Bitcoin was born during a crisis and was built to survive crises. It’s been around for over a decade now, and for the first time ever, we are seeing bitcoin decouple from the traditional stock markets and prove itself as a safe haven in times of uncertainty.
In the past, bitcoin and the cryptocurrency market’s performance typically correlated with the stock market. However, in recent months, we are now seeing the stock market open and close at a loss, while the crypto markets increase.
This inverse movement reveals that cryptocurrency is separating, or decoupling, from traditional financial assets and becoming more distinguished as a different type of financial asset.
One that people are just starting to flock to during times of uncertainty, transforming their fiat into something they
believe will retain its value over time, and almost certainly increase substantially over time.
As we discussed previously, programmed halving events decrease the supply of new bitcoin entering into circulation. The price of bitcoin increases when supply decreases and demand increases. New supply of bitcoin decreased by 50% and demand for bitcoin during these uncertain times are increasing.

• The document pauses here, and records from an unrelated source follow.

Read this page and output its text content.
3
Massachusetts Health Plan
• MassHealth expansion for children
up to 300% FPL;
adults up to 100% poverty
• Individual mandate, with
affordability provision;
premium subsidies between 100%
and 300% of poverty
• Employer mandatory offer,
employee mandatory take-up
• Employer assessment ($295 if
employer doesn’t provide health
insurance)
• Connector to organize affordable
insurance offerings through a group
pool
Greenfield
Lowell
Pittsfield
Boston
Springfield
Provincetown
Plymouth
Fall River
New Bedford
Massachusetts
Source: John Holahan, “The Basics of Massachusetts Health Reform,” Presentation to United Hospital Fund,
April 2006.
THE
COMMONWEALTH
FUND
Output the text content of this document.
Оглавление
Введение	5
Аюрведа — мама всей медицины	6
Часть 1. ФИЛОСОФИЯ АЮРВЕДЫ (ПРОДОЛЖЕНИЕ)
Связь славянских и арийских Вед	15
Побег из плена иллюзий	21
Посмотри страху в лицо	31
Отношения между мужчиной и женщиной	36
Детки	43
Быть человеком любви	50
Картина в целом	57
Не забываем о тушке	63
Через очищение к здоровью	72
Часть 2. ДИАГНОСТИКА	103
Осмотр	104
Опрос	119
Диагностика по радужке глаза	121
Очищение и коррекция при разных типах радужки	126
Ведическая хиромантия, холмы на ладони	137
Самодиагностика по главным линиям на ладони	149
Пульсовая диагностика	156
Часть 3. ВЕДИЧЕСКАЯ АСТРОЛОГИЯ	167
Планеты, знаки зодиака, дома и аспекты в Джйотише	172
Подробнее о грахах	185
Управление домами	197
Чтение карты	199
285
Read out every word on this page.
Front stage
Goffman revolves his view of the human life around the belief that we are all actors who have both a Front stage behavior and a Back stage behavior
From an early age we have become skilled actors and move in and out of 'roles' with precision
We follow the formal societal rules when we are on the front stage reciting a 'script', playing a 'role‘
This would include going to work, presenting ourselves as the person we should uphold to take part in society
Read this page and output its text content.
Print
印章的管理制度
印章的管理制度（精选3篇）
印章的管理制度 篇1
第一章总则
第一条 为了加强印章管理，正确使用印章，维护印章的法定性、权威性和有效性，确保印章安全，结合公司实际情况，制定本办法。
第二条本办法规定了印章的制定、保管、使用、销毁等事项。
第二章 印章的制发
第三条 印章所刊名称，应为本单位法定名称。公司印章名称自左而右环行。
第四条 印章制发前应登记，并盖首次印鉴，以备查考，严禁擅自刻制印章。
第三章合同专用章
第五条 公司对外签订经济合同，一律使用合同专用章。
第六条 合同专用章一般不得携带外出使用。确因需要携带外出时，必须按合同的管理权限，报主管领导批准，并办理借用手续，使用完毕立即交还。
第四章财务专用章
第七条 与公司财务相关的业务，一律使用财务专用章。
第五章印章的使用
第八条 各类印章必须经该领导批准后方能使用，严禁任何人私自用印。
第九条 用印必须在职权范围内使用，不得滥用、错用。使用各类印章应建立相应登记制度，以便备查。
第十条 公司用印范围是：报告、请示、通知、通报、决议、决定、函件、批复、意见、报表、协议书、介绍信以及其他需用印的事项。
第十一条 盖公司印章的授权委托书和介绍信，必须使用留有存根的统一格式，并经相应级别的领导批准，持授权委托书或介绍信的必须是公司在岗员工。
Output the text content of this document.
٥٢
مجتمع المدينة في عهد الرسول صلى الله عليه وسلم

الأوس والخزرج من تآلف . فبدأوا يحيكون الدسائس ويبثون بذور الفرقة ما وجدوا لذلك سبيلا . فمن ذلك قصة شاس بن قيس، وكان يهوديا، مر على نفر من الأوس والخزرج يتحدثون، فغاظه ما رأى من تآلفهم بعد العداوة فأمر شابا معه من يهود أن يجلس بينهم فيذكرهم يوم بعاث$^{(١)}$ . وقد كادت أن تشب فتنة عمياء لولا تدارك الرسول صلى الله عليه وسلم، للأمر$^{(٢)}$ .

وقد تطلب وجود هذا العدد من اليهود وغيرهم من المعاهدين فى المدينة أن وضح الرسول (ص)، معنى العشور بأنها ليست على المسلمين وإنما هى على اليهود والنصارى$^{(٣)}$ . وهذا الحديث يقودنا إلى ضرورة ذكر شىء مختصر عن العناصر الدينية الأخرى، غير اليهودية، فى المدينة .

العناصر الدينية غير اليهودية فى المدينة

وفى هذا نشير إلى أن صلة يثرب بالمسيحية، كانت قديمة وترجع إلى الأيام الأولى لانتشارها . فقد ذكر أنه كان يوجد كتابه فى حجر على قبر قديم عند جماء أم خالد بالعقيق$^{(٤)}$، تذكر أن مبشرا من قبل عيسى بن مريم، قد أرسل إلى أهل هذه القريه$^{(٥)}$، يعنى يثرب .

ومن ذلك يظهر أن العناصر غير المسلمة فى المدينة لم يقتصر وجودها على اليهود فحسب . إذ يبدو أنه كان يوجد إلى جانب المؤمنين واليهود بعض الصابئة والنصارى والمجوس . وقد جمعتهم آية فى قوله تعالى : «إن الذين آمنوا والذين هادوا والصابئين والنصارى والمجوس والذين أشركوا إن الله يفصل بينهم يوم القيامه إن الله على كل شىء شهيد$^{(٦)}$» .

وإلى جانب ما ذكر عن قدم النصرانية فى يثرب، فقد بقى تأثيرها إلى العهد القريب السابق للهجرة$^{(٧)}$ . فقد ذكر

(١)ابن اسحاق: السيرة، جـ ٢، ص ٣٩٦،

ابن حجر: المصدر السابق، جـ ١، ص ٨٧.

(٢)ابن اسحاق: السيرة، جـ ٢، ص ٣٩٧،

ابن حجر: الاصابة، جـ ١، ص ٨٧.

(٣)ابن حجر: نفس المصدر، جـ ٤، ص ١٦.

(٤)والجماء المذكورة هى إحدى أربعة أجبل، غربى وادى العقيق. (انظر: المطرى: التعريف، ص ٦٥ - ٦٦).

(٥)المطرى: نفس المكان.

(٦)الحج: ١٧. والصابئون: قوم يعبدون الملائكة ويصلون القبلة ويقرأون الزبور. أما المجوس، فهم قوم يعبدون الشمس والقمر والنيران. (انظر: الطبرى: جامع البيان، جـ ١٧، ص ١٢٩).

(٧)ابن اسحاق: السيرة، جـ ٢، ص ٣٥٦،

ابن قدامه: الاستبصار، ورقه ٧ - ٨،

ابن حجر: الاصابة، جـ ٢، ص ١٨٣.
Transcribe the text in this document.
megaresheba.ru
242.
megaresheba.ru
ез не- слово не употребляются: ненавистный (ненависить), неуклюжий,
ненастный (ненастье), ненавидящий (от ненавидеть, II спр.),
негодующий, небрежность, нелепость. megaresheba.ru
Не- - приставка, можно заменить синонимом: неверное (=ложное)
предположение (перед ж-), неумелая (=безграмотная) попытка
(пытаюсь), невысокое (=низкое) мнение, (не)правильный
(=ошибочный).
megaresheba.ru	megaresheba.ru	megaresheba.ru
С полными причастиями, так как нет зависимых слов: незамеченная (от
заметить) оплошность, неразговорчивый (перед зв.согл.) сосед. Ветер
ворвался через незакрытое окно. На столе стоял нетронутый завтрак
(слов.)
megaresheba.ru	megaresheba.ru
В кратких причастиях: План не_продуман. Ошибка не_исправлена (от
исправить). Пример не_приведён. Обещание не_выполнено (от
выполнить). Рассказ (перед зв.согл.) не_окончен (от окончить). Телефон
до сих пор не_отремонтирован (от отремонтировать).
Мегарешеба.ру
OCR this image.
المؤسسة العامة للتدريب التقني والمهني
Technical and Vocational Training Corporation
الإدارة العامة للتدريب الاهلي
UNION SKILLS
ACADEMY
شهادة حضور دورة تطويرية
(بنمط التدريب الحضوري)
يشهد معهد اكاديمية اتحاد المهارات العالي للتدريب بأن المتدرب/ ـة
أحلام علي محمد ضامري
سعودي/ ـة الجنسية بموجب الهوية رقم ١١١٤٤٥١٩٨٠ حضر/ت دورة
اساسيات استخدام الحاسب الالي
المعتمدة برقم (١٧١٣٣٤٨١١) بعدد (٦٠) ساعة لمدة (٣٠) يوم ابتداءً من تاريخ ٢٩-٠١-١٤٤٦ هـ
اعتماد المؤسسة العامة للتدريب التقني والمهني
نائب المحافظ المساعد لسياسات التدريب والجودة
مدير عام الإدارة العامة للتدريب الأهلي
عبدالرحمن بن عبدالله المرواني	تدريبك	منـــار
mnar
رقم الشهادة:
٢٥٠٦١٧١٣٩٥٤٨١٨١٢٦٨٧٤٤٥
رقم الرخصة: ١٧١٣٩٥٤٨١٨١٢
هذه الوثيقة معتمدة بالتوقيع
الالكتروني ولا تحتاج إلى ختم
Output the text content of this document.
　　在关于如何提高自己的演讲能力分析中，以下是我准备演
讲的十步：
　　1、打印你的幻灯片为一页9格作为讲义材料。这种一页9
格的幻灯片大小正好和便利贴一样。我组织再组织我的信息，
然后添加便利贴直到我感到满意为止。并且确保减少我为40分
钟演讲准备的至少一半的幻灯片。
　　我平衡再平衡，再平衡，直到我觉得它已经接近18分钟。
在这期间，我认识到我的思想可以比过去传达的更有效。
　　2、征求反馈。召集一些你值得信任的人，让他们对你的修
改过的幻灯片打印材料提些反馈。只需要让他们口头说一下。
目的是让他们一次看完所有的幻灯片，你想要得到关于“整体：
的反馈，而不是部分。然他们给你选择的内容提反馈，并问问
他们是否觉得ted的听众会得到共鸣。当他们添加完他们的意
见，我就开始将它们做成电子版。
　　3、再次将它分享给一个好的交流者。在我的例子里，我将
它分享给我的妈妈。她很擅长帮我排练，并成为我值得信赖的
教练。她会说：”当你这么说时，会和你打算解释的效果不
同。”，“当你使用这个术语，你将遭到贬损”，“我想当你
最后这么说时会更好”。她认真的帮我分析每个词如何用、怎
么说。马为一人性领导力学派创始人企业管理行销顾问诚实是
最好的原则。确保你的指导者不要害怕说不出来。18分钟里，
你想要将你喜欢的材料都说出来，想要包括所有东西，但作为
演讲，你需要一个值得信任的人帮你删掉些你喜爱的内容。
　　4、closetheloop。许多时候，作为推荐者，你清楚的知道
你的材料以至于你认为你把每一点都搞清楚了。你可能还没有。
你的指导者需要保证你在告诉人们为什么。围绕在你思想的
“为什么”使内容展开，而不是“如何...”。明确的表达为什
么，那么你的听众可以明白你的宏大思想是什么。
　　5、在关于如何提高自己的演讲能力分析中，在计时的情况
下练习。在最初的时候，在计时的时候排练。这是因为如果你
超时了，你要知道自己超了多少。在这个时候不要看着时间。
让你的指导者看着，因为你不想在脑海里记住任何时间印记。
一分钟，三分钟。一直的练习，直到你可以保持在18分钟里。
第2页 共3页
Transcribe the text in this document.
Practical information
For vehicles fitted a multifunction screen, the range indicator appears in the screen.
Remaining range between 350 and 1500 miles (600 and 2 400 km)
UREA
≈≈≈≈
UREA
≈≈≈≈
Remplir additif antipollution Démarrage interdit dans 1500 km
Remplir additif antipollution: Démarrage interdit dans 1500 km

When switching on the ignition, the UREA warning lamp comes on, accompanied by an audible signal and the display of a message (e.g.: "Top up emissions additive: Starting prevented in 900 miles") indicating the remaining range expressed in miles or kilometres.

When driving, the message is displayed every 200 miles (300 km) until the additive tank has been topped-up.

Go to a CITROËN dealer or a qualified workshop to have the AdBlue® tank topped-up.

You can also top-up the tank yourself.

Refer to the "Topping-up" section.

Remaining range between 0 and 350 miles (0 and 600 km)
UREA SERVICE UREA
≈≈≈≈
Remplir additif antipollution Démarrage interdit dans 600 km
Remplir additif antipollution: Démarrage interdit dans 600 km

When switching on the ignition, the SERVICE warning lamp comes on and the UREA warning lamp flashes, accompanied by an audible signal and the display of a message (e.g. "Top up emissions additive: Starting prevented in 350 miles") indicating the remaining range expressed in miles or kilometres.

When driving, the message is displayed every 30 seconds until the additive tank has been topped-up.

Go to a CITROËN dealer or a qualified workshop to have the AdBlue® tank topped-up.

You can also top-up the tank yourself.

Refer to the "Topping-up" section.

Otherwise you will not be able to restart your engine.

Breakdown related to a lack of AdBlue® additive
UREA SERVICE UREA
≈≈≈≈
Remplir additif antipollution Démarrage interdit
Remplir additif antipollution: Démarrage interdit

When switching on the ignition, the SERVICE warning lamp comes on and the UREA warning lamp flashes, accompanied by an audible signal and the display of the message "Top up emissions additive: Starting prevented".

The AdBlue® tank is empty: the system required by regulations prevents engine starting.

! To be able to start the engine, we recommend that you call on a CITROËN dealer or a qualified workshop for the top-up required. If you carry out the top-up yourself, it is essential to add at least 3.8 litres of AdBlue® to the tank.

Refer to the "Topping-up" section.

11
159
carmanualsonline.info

If you look at the historical data of the price of bitcoin following previous halving events, you see the price increasing nearly 10 fold, several months after the halving takes place.
After the first halving in 2012, bitcoin went from around R100.00 per bitcoin to over R1,000.00 per bitcoin. After the second halving in 2016, bitcoin went from R10,000.00 up to R200,000.00 and settled around R100,000.00 per bitcoin.
The third halving happened in mid-May of 2020. Is R1,000,000.00 per bitcoin on the cards in the coming years? Is R10,000,000 per bitcoin possible in the future?
Well, if you reference data from past halving events which occurred during the longest traditional market bull run in history, and consider the most recent halving that happened during one of the worst global financial crises we’ve ever experienced, anything is possible in crypto. From R0 per bitcoin to over a hundred million rands per bitcoin.
And bitcoin is proving to be one of the only stores of value we have the opportunity to invest in, where we can experience our wealth exponentially increasing over time.